In October 2009 I became President of the Australian Rock Art Research Association (AURA). In September 2010 I co-chaired with Robert Bednarik (founder of AURA and editor of our international refereed journal, Rock Art Research) a symposium on Pleistocene (Ice Age) art in Australia at the IFRAO (International Federation of Rock Art Organisations) World Congress on Pleistocene Art, which was held at Tarascon-sur-Ariège in France. I have focused on Indigenous heritage and the potential links between traditional knowledge and archaeological evidence in tropical Australia for many years.

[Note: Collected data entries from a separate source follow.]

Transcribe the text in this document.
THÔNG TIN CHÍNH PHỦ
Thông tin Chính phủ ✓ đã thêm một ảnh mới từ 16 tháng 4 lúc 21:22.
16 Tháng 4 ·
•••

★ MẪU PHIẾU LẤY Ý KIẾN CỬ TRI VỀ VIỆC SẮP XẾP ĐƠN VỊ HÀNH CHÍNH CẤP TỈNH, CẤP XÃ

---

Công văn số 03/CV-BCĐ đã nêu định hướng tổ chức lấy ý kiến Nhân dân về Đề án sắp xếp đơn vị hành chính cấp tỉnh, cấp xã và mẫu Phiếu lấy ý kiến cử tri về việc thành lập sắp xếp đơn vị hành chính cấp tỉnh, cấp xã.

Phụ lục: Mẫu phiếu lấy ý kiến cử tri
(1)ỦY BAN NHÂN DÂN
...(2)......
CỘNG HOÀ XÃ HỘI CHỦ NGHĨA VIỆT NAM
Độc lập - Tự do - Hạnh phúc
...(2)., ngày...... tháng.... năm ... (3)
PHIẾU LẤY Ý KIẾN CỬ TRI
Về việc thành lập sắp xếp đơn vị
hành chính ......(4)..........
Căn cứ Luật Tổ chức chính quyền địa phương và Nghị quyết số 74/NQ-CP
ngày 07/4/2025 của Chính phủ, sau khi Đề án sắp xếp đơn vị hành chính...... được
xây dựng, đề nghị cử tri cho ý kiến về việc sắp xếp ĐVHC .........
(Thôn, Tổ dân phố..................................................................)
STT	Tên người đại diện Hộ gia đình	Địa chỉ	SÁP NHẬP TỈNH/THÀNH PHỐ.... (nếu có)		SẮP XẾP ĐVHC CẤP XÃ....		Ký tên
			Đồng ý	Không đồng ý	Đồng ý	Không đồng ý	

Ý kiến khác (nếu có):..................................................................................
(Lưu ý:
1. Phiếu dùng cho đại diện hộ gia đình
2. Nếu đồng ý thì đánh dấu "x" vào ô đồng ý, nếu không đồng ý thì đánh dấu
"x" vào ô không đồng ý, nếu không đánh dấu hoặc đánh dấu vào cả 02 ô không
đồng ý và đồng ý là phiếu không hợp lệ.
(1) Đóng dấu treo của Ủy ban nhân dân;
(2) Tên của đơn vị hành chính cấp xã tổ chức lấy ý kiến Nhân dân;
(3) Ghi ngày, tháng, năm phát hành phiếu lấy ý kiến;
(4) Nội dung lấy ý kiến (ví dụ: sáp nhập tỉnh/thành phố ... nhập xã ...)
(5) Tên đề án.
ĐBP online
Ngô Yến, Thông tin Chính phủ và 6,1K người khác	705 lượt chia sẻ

I support the unorthodox idea that there is Aboriginal and botanical evidence for the development of farming in Australia well before European colonisation (Ellwood et al. 2009; see Publication list in CV).
I am also continuing my involvement in astrobiology and the search for the origins of life. Amongst other activities I presented a poster paper on ‘Exoarchaeology and Evolution’ at Origins 2011 (International Joint Astrobiology Conference) in Montpellier, France, in July 2011. I continue, as well, to do forensic work for the Queensland Police Service and Queensland Indigenous communities.